Павел вдруг мягко улыбнулся, из него как будто вышел плотный воздух. Он сначала порывисто обнял Машу, а потом очень бережно уложил ее на расстеленную кровать, сам же осторожно, стараясь не раздавить ее, лег рядом и трепетными, дрожащими огрубевшими пальцами расстегнул на груди у нее пуговки, на блузке. Маша раскраснелась, задышала глубоко и прикрыла глаза. Губы, уже тихо, нежно прошептали:

– Что ты! Что ты, Паша! А если Федька… Под дверью он…

Но Павел закрыл ей рот поцелуем и стал быстро, нетерпеливо сбрасывать с себя и с нее одежду на пол. Кровать громко скрипнула, встряхнулась, но они уже горели такой шальной, такой оглушительной страстью, что даже если бы слетела сейчас с петель дверь, не сумели бы оторваться друг от друга.

Их встречи так и происходили – у Маши Кастальской на Ветошном, да и то старались встречаться тогда, когда Кондукторовых не было дома.
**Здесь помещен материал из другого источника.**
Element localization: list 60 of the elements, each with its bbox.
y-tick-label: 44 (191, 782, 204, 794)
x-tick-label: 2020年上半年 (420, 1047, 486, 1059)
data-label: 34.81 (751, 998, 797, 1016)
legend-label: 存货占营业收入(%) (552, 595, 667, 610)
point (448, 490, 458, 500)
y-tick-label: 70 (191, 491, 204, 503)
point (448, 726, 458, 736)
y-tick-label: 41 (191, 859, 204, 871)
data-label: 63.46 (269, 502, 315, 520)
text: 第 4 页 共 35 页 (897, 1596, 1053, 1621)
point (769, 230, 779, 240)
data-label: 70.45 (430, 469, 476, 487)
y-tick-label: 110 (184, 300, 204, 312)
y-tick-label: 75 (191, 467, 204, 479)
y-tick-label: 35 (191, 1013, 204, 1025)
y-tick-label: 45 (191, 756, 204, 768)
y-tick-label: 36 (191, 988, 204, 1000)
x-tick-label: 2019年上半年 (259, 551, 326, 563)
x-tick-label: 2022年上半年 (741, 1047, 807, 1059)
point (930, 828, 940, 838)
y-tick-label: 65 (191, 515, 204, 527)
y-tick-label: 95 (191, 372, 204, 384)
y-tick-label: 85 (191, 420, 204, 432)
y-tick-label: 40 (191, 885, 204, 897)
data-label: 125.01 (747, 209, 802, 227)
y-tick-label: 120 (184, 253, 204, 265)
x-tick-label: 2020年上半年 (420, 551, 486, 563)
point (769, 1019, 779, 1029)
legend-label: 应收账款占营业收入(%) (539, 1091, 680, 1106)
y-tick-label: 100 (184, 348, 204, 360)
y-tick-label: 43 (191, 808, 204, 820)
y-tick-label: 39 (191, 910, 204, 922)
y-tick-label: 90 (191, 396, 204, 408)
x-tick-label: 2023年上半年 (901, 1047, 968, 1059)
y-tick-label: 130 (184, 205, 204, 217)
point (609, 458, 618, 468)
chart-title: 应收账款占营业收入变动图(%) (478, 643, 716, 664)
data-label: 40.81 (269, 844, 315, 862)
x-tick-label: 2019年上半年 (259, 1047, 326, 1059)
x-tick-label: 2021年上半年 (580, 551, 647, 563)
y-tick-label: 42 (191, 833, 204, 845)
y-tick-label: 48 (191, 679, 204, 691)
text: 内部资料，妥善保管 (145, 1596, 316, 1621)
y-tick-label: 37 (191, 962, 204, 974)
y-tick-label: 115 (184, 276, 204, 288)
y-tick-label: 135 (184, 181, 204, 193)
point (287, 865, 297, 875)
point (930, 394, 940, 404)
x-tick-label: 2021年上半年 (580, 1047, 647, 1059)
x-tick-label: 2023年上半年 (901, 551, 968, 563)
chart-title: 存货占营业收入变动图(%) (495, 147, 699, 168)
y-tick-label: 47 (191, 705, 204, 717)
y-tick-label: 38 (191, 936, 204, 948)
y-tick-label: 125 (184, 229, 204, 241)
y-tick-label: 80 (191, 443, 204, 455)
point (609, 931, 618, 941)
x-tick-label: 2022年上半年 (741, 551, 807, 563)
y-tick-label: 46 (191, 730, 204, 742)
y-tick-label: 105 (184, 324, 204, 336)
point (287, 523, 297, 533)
Маша их страшно боялась. Этот безотчетный страх передался и Тарасову. Он непроизвольно краснел, когда случайно сталкивался в квартире с Мариной Витальевной. Та же, видя Павла, вдруг становилась добрее, мягче, глаза вспыхивали теплым, глубоко скрытым, огоньком; от ее постоянной суровости оставалась лишь темная, серо-синяя, ее одежда, да крепко сжатые сухие кулачки. Павел однажды подумал, что эта высокая, стройная женщина с широкими бедрами и крупной грудью, с каштановыми, вьющимися волосами и голубыми глазами, пожалуй, даже хороша.